The multifarious singer/performance artist/animator/Peaches-video-maker Angie Reed and disco-plus DJ/vocalist Eric D. Clark – longtime friends and cornerstones of the Berlin music scene since the 1990s – have launched “To love you”, what looks to be a year of collaborative performances, singles (the plan is one a month,on CD and vinyl) and internet shenanigans. They stopped by our office for a chat.
Let’s talk a little bit about your project together. Eric was telling us it’s not really going to be an album, per se. You’re just going to drop stuff out like Hansel and Gretel’s trail.
ERIC D. CLARK: That’s a really nice analogy. We like that.
Of course, then the trail disappears and somebody ends up cooking you for dinner.
EDC: You gotta go somewhere with it, right?
ANGIE REED: We all have thousands of projects on the go, so we thought it was a good idea to have these micro stories, bit by bit, and then in the end, we’d tie them together with nice audio plays, audio skits. These will make dramatic sense of the little pieces that have been put together.
Which ties into your background in performance art.
AR: I hate the name “performance art”. Unfortunately, there’s not a better term.
Everybody hates the name of whatever genre s/he’s working in.
AR: Everybody does, but we’re forced to use it and moan about it.
Eric has complained about “soul music as a term”.“Minimalism” – that’s a terrible name too.
AR: But where would life be without any complaints?
EDC: The music I’m listening to is dance music. It’s not necessarily any specific genre of dance music. I’m a classical pianist and I have always played dance music: mazurkas,polonaises, waltzes, various forms of marches – I’m talking about 8000 years of music. I’m not talking about the shit we do today. I’m not talking about plug and play.
How exactly does your collaboration work?
AR: I work with different characters. I think working with someone else is my next step.
It’s interesting, because there is a type of conflict in your approaches: Eric is an artist who’s more interested in soul music and I’d say that you are probably more of a satirist.

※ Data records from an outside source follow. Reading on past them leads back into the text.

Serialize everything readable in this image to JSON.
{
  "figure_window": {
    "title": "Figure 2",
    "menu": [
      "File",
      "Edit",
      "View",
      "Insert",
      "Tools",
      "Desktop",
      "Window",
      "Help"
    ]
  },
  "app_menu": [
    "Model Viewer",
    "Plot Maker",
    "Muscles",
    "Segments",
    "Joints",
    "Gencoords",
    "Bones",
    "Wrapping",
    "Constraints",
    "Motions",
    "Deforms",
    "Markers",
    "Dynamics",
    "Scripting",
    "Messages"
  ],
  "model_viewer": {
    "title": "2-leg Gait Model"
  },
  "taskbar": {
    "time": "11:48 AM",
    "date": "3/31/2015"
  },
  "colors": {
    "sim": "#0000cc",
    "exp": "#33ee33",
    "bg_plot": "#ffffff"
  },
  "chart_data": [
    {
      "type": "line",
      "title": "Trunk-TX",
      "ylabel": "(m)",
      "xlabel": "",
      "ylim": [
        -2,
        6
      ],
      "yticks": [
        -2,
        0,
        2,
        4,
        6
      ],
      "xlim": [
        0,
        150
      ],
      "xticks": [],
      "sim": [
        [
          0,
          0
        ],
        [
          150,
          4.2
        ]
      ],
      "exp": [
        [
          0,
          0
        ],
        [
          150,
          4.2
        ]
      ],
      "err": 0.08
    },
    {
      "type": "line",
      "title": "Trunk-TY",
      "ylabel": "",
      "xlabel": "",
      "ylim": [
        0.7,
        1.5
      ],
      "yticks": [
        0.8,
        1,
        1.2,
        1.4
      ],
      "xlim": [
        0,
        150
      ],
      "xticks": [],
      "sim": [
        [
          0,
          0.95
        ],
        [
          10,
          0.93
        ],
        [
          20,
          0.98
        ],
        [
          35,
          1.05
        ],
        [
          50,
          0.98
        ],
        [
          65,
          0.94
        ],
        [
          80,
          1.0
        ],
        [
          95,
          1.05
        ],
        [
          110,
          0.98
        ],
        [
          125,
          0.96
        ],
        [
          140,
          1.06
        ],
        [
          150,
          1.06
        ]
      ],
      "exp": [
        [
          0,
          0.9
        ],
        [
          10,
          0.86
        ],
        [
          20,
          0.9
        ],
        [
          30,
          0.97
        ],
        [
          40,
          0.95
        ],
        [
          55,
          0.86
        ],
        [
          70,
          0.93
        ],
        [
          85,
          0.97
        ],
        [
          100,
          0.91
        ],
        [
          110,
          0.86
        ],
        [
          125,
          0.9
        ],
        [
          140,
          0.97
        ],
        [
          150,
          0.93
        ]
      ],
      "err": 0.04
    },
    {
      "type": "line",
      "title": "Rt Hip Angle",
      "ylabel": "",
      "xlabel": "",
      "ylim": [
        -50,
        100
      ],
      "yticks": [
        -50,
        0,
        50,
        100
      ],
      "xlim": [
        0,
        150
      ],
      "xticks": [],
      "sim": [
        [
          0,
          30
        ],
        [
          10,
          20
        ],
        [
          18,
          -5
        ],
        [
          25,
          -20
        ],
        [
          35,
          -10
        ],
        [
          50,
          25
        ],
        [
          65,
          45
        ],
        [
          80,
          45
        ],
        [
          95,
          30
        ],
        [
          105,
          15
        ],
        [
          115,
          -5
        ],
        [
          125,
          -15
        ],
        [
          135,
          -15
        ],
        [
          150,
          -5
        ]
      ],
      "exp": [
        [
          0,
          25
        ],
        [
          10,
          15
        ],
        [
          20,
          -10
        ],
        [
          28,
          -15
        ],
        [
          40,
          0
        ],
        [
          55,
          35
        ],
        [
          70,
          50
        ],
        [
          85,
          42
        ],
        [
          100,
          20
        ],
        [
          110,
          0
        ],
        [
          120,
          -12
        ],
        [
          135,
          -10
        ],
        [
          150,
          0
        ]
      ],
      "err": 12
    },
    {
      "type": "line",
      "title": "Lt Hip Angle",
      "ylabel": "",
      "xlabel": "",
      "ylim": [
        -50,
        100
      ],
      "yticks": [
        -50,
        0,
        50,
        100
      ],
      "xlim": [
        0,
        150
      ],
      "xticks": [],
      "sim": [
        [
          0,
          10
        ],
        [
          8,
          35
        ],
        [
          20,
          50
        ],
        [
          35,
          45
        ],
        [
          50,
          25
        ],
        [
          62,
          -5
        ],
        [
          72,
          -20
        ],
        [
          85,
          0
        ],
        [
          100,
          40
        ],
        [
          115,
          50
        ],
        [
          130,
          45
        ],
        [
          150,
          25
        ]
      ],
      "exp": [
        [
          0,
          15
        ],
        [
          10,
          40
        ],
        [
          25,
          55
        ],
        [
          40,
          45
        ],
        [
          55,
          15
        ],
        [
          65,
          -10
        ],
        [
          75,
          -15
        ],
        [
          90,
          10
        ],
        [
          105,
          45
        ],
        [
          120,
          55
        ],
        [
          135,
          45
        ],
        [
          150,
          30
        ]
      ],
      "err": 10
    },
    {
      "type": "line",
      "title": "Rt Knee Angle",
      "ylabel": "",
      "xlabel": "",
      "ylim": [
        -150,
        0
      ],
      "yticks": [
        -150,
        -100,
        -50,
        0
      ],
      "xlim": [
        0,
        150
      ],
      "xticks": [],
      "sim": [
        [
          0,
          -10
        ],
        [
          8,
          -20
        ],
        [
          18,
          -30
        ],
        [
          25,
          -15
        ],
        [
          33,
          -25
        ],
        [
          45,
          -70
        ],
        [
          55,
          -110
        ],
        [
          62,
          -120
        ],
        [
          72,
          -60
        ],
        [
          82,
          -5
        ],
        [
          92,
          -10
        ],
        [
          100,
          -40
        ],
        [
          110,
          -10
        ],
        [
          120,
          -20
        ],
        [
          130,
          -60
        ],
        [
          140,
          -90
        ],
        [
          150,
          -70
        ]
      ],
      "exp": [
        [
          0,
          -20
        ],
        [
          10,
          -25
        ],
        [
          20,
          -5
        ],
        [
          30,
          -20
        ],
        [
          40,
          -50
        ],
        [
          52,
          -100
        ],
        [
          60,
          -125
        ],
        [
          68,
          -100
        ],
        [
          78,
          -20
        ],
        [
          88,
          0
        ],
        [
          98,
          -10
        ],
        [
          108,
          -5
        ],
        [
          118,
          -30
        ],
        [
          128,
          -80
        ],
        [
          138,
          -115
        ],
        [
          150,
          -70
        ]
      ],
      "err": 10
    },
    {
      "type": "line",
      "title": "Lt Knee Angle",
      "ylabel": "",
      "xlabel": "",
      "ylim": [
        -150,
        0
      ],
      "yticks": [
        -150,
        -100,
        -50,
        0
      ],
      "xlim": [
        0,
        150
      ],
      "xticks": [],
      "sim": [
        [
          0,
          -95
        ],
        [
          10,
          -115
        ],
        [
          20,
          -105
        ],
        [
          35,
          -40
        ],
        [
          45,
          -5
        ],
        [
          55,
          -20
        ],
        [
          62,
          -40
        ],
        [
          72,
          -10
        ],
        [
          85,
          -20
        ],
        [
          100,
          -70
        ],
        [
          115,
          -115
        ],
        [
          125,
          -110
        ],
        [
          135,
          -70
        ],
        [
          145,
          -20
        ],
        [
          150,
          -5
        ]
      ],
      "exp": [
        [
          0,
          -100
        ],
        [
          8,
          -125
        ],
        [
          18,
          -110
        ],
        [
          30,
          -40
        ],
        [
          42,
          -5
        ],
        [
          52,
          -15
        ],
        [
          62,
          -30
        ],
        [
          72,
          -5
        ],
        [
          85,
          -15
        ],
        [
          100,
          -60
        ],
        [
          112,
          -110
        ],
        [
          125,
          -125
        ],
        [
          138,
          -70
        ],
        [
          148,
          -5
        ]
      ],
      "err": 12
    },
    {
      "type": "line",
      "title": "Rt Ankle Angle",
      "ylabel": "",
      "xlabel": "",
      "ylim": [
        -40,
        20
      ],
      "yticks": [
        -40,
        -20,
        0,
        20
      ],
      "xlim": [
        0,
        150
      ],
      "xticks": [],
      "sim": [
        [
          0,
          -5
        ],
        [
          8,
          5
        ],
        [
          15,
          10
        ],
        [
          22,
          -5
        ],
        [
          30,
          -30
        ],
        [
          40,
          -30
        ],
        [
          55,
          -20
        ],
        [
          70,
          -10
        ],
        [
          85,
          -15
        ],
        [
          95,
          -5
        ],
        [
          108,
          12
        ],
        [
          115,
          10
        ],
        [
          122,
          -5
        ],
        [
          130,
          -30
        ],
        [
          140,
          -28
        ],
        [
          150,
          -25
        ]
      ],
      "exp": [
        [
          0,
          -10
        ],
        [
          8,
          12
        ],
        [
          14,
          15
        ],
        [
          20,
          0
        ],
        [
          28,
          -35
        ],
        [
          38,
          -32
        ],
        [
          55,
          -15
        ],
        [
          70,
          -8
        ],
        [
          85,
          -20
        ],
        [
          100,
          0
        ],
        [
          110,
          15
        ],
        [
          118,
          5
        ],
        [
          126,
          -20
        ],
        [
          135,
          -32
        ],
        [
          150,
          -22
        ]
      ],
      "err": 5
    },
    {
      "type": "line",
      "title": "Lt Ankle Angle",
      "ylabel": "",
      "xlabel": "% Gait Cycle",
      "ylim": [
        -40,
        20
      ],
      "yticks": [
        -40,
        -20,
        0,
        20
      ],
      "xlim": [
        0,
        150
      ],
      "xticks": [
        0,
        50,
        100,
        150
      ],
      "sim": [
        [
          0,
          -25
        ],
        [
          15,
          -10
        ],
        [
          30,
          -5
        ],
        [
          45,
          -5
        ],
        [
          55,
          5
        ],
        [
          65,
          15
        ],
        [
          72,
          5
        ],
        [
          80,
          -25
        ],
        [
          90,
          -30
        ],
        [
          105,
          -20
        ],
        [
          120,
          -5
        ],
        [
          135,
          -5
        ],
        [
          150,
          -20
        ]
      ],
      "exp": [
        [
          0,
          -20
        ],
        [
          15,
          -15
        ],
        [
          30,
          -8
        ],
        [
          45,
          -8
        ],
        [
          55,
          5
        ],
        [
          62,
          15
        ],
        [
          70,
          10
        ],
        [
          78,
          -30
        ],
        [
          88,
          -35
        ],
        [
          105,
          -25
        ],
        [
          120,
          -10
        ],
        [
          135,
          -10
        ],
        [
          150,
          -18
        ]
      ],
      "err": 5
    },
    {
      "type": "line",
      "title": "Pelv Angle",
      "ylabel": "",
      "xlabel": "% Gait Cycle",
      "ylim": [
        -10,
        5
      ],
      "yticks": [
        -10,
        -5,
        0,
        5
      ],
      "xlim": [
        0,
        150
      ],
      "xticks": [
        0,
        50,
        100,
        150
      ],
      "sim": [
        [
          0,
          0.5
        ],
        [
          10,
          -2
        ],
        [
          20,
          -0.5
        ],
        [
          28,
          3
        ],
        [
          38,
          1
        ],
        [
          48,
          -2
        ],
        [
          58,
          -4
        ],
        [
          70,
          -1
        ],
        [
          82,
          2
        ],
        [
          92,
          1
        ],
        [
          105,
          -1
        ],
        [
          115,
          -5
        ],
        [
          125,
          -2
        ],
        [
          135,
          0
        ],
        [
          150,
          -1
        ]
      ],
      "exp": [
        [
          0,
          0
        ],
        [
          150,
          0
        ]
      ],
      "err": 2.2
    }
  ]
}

AR: But conflict is good – he’s taking me out of my niche.
EDC: And we never have conflict. You have to understand: I can give her anything to sing and she can sing it. It doesn’t have to be this, like, indie rock electroclash BS. It can be anything. You could give her an Evelyn “Champagne” King song and she could sing it. People have just never heard her do it, but she’s got the voice. You can hear it when she speaks, or at least I do.
AR: I think that, for example, the first record [2001’s Angie Reed Presents The Best of Barbara Brockhaus (Chicks on Speed Records), about the erotic adventures of an office worker] was a gag, you know, for me.
Were you taking yourself seriously as a recording artist at that time?
AR: No, I wasn’t. I had just quit playing bass with Stereo Total and I had this live show that came out of the art of performance, so in that sense, yeah – but I was working with Patrick Catani. I made the beats, played the instruments, but I didn’t know shit about recording. He did it, and put his magnificent touch on it – you know, the Catanian sound.
EDC: It’s a phat record, though.
AR: Yeah, but still it’s impossible to DJ that record. Satire and dance music rarely mix these days. I suppose you have Green Velvet…
AR: The second record [2005’s XYZ Frequency (Chicks on Speed Records)] rode the wave of electroclash, to my surprise, but I was lucky that it did. I didn’t make any money off of it, but it got me playing gigs. I thought that I’d be more cheeky because the first one was so hyped. So then I did this show with all the innuendo-text, the über-text, the under-text, the side-text – all these things are going on, and half of the people didn’t know a goddamn thing or even see what I was getting at. They just see some woman with red heels and they judge it.
Were you aware…
AR: …of the ways things worked in the electro world? Of course I was aware of it, man, of course. I’m not that stupid… It was satire and I was using different elements from different epochs and mixing them together. It was a juxtaposition of genre and messages and it was playing with a lot of different social identities. But there was a language barrier there: it was performed in mainly German-speaking areas, because that’s where the label was strongest. So you do a show on some stage where you can’t really do your show – you’re in Spain, Barcelona or someplace where everybody’s quite popped up on something and they just want to BOOM BOOM BOOM and they like your music because you’re hyped and that has nothing to do with you or what you’re doing. I don’t want to sound, like, “Boo hoo, I am the artist that nobody gets”, but…
Yes?
AR: I’d rather talk about the album.
Are you also working on the music for this project, or is at all Eric?
AR: It’s open. He’s just been like a lightning bolt and I’m happy to let him. I don’t have to be controlling – let the man do his job. And if I wanna do something, I can always do my thing, or do solos.
EDC: She’s the tightest percussionist I’ve got and she can go for a long time. And it’s not about me: it’s about making this for her. I can write songs for myself that don’t sound anything like what I do for her in the same day. I think a good producer does exactly that: a good producer doesn’t make you sound like himself or herself. A good producer makes you sound the best you can sound.
Angie – as a satirist, would you consider yourself a moralist?
AR: Who wants to be called a moralist, sir?